The comments brought a swift rebuke from House and Senate Republicans who accused the Mexican president of meddling in U.S. affairs.

“It is inappropriate for President Calderón to lecture Americans on our state and federal laws,” said Sen. John Cornyn, R-Texas. “Moreover, the Second Amendment is not a subject open for diplomatic negotiation, with Mexico or any other nation.”

The assault weapons ban was first approved by Congress and signed into law by President Bill Clinton in 1994. But some of its supporters paid a political price, and Republicans gained control of the House that year with the help of the gun lobby. Calderón acknowledged the political sensitivity of the issue, and said he respects the U.S. Constitution and its guarantee that citizens can defend themselves and their nation.

“But believe me, many of these guns are not going to honest American hands,” Calderón said. “Instead, thousands are ending up in the hands of criminals.”

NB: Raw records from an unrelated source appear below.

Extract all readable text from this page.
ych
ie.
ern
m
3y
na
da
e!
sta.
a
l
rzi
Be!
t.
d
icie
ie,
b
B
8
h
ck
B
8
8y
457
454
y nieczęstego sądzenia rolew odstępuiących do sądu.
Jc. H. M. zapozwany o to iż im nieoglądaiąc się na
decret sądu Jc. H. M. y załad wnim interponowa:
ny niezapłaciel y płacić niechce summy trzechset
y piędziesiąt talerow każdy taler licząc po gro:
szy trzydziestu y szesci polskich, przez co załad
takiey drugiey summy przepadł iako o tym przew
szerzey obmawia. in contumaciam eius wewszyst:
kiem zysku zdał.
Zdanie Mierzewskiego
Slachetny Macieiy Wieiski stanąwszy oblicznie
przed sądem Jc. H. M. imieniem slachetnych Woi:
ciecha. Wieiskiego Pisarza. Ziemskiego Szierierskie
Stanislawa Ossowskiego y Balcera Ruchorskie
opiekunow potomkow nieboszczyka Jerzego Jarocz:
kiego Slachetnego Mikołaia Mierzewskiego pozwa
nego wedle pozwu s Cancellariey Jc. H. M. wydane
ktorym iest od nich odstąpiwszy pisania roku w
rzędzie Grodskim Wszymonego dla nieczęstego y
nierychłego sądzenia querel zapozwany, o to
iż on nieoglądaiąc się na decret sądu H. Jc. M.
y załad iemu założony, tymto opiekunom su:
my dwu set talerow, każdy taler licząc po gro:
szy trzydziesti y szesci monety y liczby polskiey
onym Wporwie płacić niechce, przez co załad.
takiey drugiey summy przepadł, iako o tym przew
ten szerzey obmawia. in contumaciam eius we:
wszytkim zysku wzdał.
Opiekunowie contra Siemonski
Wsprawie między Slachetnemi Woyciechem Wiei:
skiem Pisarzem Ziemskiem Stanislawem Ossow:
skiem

Mexico has seized 75,000 firearms over the past three years, he said, and 80 percent of them were traced to the United States. Some 7,000 gun shops and dealers dot the border from Brownsville, Texas to San Diego, Calif.
, Calderón said.

Texas was the state that supplied the most guns and military-grade weapons to Mexican cartels, a San Antonio Express-News investigation on gunrunning has shown. Texas accounted for 41 percent of the guns seized and traced back to the United States, followed by California, at 18 percent, and Arizona, with 10 percent, according to the U.S. Bureau of Alcohol Tobacco and Firearms statistics.
[more]

damn furriners got no right t'come here'n'xpress facts—let alone thur opinions!